How do you approach conversations about end-of-life care with patients and their families?
I used to manage ER/Trauma centers and intensive care units. Hospice was brand new. In fact KublerRoss book was less than 10 years old. There was no guidance
I was scarred as an orderly - I was in my late teens- when i witnessed a general surgeon forbid the family and the staff from telling the grandmother that she had terminal breast cancer.
The pateint was no dummy and she was fully aware she was dying and noticed the changes in the staff and her family. She had NO ONE to discuss her impending demise.
That single even set the rest of my career in motion. I did everything I could to assist patients and families.
Our Senior “Issues in Nursing” project was based on death with dignity. I was husband/father, one of the women was my wife who was post MVC brain injury, terminal coma. We had a a full team and full presentation.
There was not a dry eye in the place — A’s all around for us.
There are many any incidents when you are ER Trauma ICU like the fictional story we did.
Lots of education A minor in philosophy (mostly ethics) with my BSN, lots of ethics con Ed and even helped create the ethics committee for the hospital.

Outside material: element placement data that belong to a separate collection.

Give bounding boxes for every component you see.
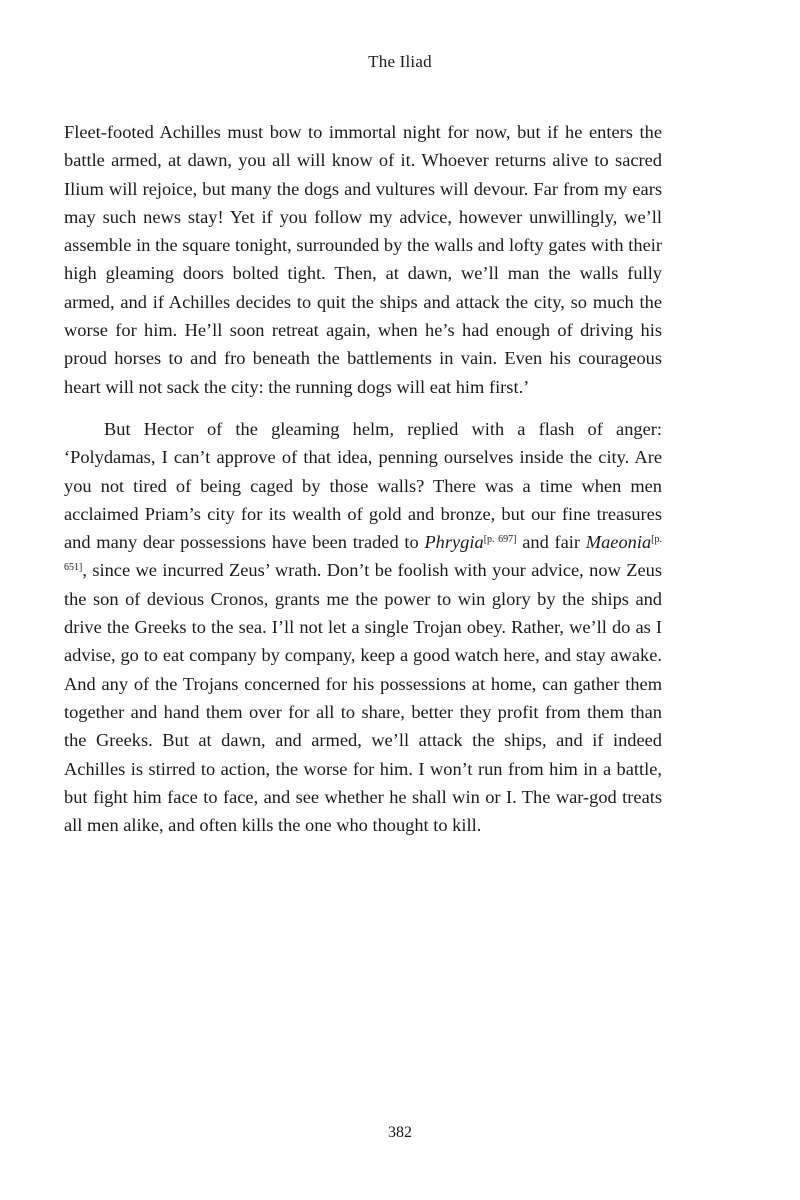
page-number: 382 bbox=[388, 1124, 412, 1141]
page-reference-link[interactable]: [p. 697] bbox=[483, 534, 517, 546]
paragraph-2-part-1: But Hector of the gleaming helm, replied with a flash of anger: ‘Polydamas, I can’t approve of that idea, penning ourselves inside the city. Are you not tired of being caged by those walls? There was a time when men acclaimed Priam’s city for its wealth of gold and bronze, but our fine treasures and many dear possessions have been traded to bbox=[64, 418, 662, 553]
paragraph-2-part-3: , since we incurred Zeus’ wrath. Don’t be foolish with your advice, now Zeus the son of devious Cronos, grants me the power to win glory by the ships and drive the Greeks to the sea. I’ll not let a single Trojan obey. Rather, we’ll do as I advise, go to eat company by company, keep a good watch here, and stay awake. And any of the Trojans concerned for his possessions at home, can gather them together and hand them over for all to share, better they profit from them than the Greeks. But at dawn, and armed, we’ll attack the ships, and if indeed Achilles is stirred to action, the worse for him. I won’t run from him in a battle, but fight him face to face, and see whether he shall win or I. The war-god treats all men alike, and often kills the one who thought to kill. bbox=[64, 560, 662, 836]
place-name-maeonia: Maeonia bbox=[585, 532, 652, 553]
paragraph-2 bbox=[64, 415, 662, 839]
page-reference-link[interactable]: [p. 651] bbox=[64, 534, 662, 574]
paragraph-1: Fleet-footed Achilles must bow to immortal night for now, but if he enters the battle armed, at dawn, you all will know of it. Whoever returns alive to sacred Ilium will rejoice, but many the dogs and vultures will devour. Far from my ears may such news stay! Yet if you follow my advice, however unwillingly, we’ll assemble in the square tonight, surrounded by the walls and lofty gates with their high gleaming doors bolted tight. Then, at dawn, we’ll man the walls fully armed, and if Achilles decides to quit the ships and attack the city, so much the worse for him. He’ll soon retreat again, when he’s had enough of driving his proud horses to and fro beneath the battlements in vain. Even his courageous heart will not sack the city: the running dogs will eat him first.’ bbox=[64, 122, 662, 397]
place-name-phrygia: Phrygia bbox=[424, 532, 484, 553]
body-text bbox=[64, 118, 662, 839]
paragraph-2-part-2: and fair bbox=[522, 532, 581, 553]
running-head: The Iliad bbox=[368, 52, 432, 71]
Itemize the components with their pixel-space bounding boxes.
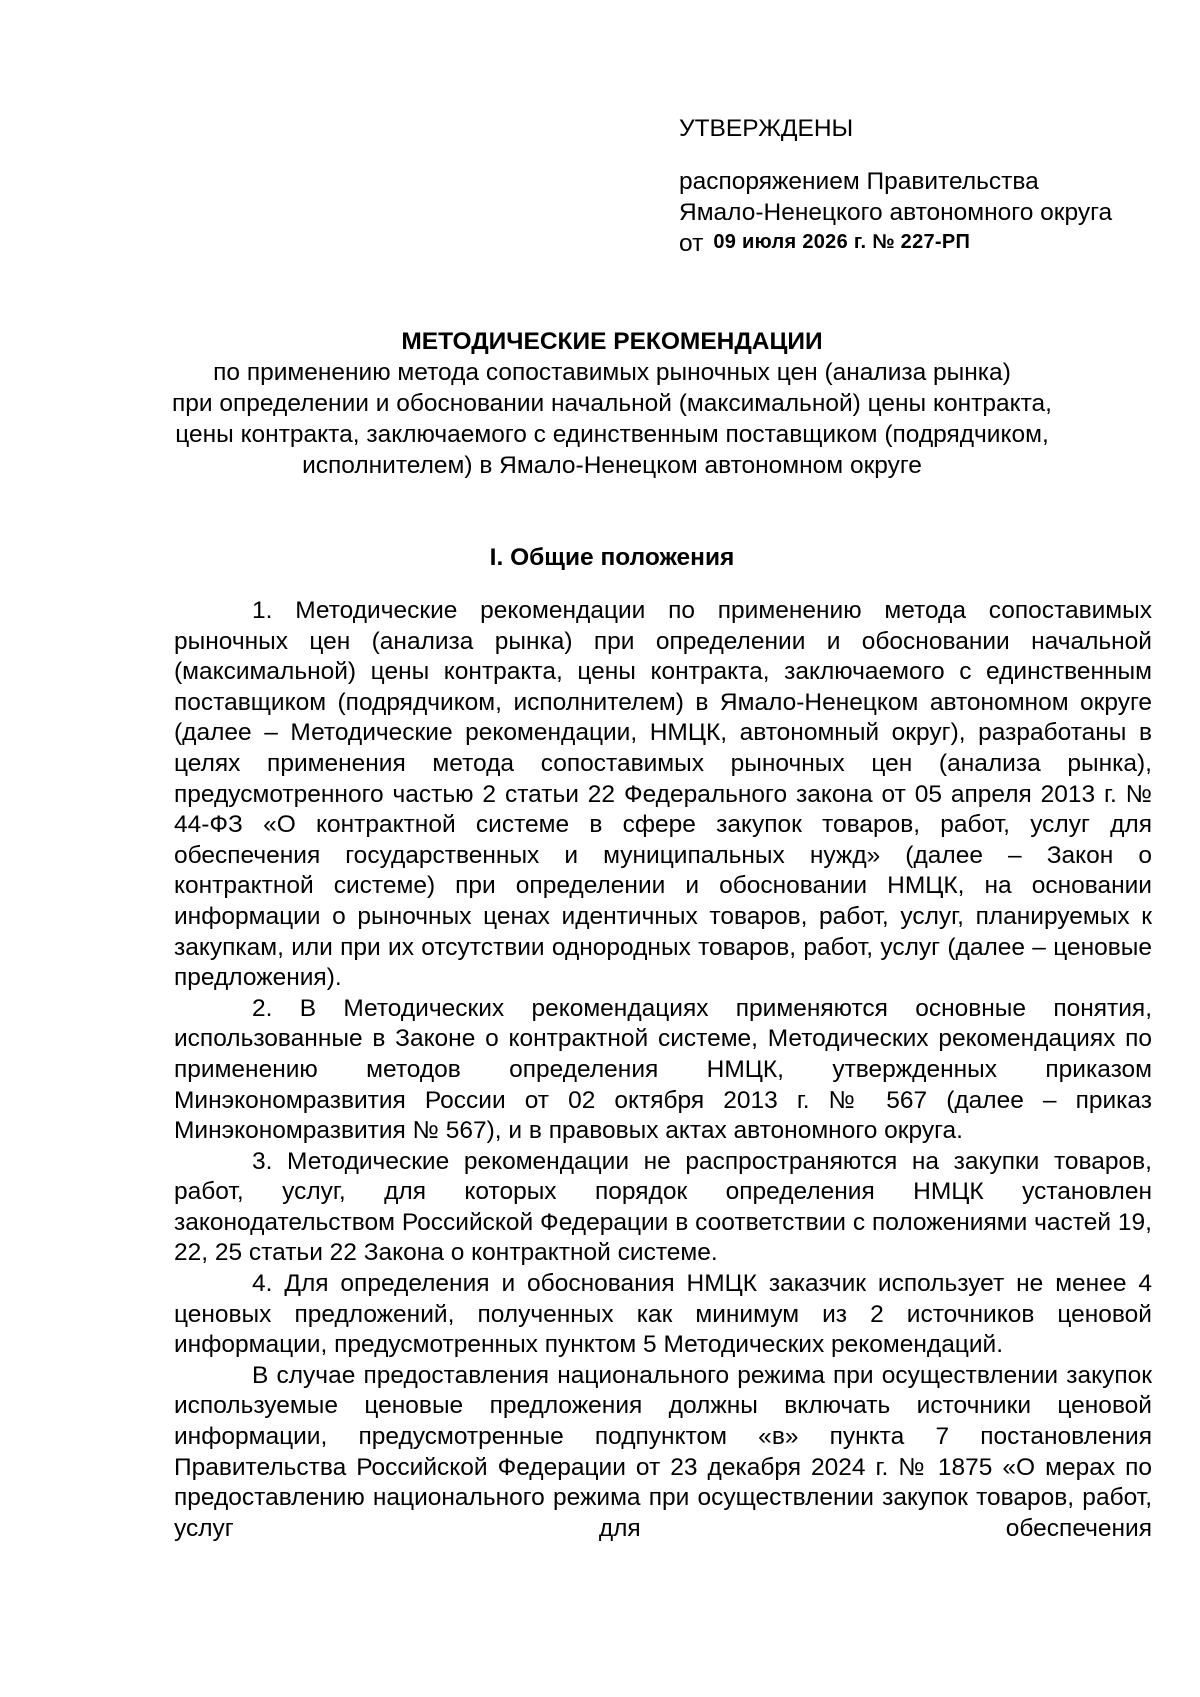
paragraph-2: 2. В Методических рекомендациях применяются основные понятия, использованные в Законе о контрактной системе, Методических рекомендациях по применению методов определения НМЦК, утвержденных приказом Минэкономразвития России от 02 октября 2013 г. № 567 (далее – приказ Минэкономразвития № 567), и в правовых актах автономного округа. bbox=[174, 994, 1152, 1145]
paragraph-5: В случае предоставления национального режима при осуществлении закупок используемые ценовые предложения должны включать источники ценовой информации, предусмотренные подпунктом «в» пункта 7 постановления Правительства Российской Федерации от 23 декабря 2024 г. № 1875 «О мерах по предоставлению национального режима при осуществлении закупок товаров, работ, услуг для обеспечения bbox=[174, 1361, 1152, 1542]
subtitle-line-1: по применению метода сопоставимых рыночных цен (анализа рынка) bbox=[213, 359, 1011, 386]
approval-stamp bbox=[679, 113, 1159, 261]
paragraph-1: 1. Методические рекомендации по применению метода сопоставимых рыночных цен (анализа рынка) при определении и обосновании начальной (максимальной) цены контракта, цены контракта, заключаемого с единственным поставщиком (подрядчиком, исполнителем) в Ямало-Ненецком автономном округе (далее – Методические рекомендации, НМЦК, автономный округ), разработаны в целях применения метода сопоставимых рыночных цен (анализа рынка), предусмотренного частью 2 статьи 22 Федерального закона от 05 апреля 2013 г. № 44-ФЗ «О контрактной системе в сфере закупок товаров, работ, услуг для обеспечения государственных и муниципальных нужд» (далее – Закон о контрактной системе) при определении и обосновании НМЦК, на основании информации о рыночных ценах идентичных товаров, работ, услуг, планируемых к закупкам, или при их отсутствии однородных товаров, работ, услуг (далее – ценовые предложения). bbox=[174, 597, 1152, 992]
approval-date-number: 09 июля 2026 г. № 227-РП bbox=[713, 231, 971, 253]
section-heading: I. Общие положения bbox=[489, 544, 735, 571]
paragraph-3: 3. Методические рекомендации не распространяются на закупки товаров, работ, услуг, для которых порядок определения НМЦК установлен законодательством Российской Федерации в соответствии с положениями частей 19, 22, 25 статьи 22 Закона о контрактной системе. bbox=[174, 1147, 1152, 1267]
approved-label: УТВЕРЖДЕНЫ bbox=[679, 115, 854, 142]
from-label: от bbox=[679, 230, 704, 257]
document-body bbox=[174, 596, 1152, 1544]
subtitle-line-4: исполнителем) в Ямало-Ненецком автономном округе bbox=[302, 452, 922, 479]
subtitle-line-3: цены контракта, заключаемого с единственным поставщиком (подрядчиком, bbox=[175, 421, 1049, 448]
document-title bbox=[150, 326, 1074, 481]
main-title: МЕТОДИЧЕСКИЕ РЕКОМЕНДАЦИИ bbox=[401, 328, 823, 355]
subtitle-line-2: при определении и обосновании начальной (максимальной) цены контракта, bbox=[172, 390, 1052, 417]
approval-line-2: Ямало-Ненецкого автономного округа bbox=[679, 199, 1113, 226]
paragraph-4: 4. Для определения и обоснования НМЦК заказчик использует не менее 4 ценовых предложений, полученных как минимум из 2 источников ценовой информации, предусмотренных пунктом 5 Методических рекомендаций. bbox=[174, 1270, 1152, 1359]
approval-line-1: распоряжением Правительства bbox=[679, 168, 1039, 195]
approval-date-line bbox=[679, 228, 1159, 261]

How do you approach the dying patient … just like the pateint taught me…honesty, and forthright approach. You may want to start by asking them what they konw about their condition, and the prospects to meet any future life goals in their condition. Ask beleif systems, family beleif systems then provide the medical facts in small but honest bites. Provide alternatives to hospice, maybe even consider the family needs too.
Honest, caring, pleasant. Sometime even humor can be used to recognize they are human and have a life that they are not dead yet.
First I explain that death is a part of life. Family and comfort efforts help the patient transition into the next chapter. Hospice care has people who can guide all the decisions.
By being honest and transparent with them. I always ask them. What is their goals in expectations for their care. As they list them, we address them. Sometimes they need closure, and we will explore their medical records together to see if closure is there if not, I would suggest to them to follow up with their care provider for that closure. If you don’t, they will most likely end up revoking, hospice, and seeking aggressive measures.
Be honest and be straight forward with them. Tell them all the options and what each decision entails with the results of the options. I tend to interject — if this was my mother—- what I would do but also say— this should no way mean this is what I’m telling you to do! Ask them what they are thinking and support their option. If they are making bad decisions or decisions I wouldn’t recommend, i tend to go over the pros and cons again and maybe explaining things a little more but it’s ultimately their decision. be supportive and you can’t screw it up!